You can also find further information on Volumes and Volume Mounts by visiting the Kubernetes documentation.

GCS Fault Tolerance

By default, the state of the Ray cluster is transient to the head Pod. Whatever triggers a restart of the head Pod results in losing that state, including Ray Cluster history. To make Ray cluster state persistent you can enable Global Control Service (GCS) fault tolerance with an external Redis storage.

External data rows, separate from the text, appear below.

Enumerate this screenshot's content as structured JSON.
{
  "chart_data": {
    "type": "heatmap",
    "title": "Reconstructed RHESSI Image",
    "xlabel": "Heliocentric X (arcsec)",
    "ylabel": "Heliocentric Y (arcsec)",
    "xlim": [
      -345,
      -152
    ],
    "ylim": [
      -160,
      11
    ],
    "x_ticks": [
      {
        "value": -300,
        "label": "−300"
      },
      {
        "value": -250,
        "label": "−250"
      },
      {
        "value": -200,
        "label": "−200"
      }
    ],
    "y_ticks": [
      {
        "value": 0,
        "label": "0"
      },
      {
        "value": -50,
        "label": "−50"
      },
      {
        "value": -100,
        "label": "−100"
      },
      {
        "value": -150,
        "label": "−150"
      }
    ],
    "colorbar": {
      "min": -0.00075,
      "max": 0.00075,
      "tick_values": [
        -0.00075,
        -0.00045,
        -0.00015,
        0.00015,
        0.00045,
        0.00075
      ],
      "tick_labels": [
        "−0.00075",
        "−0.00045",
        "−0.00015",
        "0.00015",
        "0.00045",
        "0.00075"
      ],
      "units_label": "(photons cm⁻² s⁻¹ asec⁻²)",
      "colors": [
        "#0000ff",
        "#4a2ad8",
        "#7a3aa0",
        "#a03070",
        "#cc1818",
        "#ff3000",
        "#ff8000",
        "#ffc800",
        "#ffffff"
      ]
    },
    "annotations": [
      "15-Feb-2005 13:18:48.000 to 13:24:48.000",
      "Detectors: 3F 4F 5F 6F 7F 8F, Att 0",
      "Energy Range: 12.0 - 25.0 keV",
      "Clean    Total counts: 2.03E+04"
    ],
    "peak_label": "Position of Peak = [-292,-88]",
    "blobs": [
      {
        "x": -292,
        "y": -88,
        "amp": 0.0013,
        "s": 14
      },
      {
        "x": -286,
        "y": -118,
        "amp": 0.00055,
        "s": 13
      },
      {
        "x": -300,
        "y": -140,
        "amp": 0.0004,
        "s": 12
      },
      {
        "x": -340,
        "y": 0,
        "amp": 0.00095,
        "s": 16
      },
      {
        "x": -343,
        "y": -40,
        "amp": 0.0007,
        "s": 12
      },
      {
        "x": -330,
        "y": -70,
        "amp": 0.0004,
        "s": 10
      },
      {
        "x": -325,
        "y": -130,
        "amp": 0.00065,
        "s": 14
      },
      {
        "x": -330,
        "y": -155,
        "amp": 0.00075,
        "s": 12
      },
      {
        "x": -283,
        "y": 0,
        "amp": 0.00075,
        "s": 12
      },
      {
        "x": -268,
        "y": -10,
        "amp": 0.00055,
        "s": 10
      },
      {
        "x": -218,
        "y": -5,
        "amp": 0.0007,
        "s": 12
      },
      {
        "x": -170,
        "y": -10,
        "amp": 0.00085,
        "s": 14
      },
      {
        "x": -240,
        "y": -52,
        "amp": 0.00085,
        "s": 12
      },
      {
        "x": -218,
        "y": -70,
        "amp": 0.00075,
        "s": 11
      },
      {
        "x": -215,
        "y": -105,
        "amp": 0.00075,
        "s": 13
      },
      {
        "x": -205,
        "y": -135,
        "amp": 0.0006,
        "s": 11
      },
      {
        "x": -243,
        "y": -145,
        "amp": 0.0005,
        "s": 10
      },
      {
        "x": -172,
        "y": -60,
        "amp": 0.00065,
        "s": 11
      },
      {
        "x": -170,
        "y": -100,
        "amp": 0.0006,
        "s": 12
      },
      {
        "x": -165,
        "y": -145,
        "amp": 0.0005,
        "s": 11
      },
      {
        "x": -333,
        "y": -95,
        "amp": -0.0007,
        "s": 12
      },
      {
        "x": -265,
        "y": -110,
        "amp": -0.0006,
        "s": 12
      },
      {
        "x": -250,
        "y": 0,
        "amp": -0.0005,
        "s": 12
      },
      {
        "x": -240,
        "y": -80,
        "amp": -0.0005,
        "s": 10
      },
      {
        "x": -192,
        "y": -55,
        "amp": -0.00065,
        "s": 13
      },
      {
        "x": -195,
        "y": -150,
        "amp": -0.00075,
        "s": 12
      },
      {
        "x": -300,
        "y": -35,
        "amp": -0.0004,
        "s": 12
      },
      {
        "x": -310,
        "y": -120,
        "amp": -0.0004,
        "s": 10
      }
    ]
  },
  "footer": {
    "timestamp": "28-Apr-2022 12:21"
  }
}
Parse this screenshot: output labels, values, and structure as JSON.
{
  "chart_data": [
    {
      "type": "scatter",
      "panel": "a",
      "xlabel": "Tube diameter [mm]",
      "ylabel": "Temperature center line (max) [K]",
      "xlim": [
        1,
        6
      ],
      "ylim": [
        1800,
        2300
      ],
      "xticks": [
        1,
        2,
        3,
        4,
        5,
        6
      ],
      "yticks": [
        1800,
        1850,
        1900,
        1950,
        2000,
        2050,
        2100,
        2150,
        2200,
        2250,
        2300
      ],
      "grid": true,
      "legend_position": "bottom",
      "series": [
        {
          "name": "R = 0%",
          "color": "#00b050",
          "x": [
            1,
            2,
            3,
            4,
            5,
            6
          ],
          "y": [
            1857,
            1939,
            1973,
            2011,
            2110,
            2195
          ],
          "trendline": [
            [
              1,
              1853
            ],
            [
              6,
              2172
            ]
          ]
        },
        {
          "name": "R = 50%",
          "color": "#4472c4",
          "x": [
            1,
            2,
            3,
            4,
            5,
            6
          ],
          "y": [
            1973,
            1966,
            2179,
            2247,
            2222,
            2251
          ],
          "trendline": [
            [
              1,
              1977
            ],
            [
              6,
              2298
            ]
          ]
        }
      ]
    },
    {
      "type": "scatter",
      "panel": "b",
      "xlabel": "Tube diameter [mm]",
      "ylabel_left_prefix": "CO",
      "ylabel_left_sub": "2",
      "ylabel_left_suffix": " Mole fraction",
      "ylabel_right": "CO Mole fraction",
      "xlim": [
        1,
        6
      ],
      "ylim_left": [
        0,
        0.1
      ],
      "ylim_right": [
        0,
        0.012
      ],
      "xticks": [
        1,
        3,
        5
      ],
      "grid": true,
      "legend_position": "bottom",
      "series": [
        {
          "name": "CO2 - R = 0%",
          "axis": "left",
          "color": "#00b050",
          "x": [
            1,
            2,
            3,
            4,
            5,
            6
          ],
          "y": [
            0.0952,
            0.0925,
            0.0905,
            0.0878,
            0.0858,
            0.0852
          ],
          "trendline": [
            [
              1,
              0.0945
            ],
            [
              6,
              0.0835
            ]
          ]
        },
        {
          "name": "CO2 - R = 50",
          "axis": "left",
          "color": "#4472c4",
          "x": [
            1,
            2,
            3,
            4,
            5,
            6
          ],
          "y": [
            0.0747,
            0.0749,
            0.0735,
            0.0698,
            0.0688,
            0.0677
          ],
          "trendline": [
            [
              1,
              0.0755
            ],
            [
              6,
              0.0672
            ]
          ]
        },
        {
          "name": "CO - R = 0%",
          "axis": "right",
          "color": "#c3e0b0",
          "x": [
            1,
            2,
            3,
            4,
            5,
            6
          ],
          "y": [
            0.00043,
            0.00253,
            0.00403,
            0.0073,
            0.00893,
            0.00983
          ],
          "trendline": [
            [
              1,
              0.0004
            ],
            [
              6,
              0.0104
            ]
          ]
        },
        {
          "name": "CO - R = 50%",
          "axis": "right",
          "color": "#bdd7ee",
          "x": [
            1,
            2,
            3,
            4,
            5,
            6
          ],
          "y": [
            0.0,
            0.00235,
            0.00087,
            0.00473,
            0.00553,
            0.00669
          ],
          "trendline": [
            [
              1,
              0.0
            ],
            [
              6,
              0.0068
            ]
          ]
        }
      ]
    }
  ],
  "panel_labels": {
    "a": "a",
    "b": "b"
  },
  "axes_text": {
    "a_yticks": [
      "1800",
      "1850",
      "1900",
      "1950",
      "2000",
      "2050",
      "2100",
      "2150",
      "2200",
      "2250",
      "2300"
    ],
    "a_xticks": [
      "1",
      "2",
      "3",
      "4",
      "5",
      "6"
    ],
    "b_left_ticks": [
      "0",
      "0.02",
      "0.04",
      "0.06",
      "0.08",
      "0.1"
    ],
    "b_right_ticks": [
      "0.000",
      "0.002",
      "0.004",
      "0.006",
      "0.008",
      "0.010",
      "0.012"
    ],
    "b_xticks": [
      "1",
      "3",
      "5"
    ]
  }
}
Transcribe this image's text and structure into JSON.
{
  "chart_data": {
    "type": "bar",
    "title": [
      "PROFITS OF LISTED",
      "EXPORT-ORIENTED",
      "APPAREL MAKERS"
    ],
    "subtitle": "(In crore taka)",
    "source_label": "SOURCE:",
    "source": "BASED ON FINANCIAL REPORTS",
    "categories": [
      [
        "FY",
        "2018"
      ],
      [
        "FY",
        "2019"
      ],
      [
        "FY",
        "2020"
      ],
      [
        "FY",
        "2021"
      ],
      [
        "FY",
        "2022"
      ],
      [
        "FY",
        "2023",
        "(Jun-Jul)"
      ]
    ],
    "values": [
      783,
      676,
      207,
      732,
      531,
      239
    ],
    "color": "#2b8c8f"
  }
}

To configure GCS fault tolerance you need to set the following parameters:

Parameter

Description

enable_gcs_ft

Boolean to enable GCS fault tolerance

redis_address

Address of the external Redis service, ex: “redis:6379”

redis_password_secret

Dictionary with ‘name’ and ‘key’ fields specifying the Kubernetes secret for Redis password

external_storage_namespace

Custom storage namespace for GCS fault tolerance (by default, KubeRay sets it to the RayCluster’s UID)

Example configuration:

from codeflare_sdk import Cluster, ClusterConfiguration

cluster = Cluster(ClusterConfiguration(
    name='ray-cluster-with-persistence',
    num_workers=2,
    enable_gcs_ft=True,
    redis_address="redis:6379",
    redis_password_secret={
        "name": "redis-password-secret",
        "key": "password"
    },
    # external_storage_namespace="my-custom-namespace" # Optional: Custom namespace for GCS data in Redis
))

Note

You need to have a Redis instance deployed in your Kubernetes cluster before using this feature.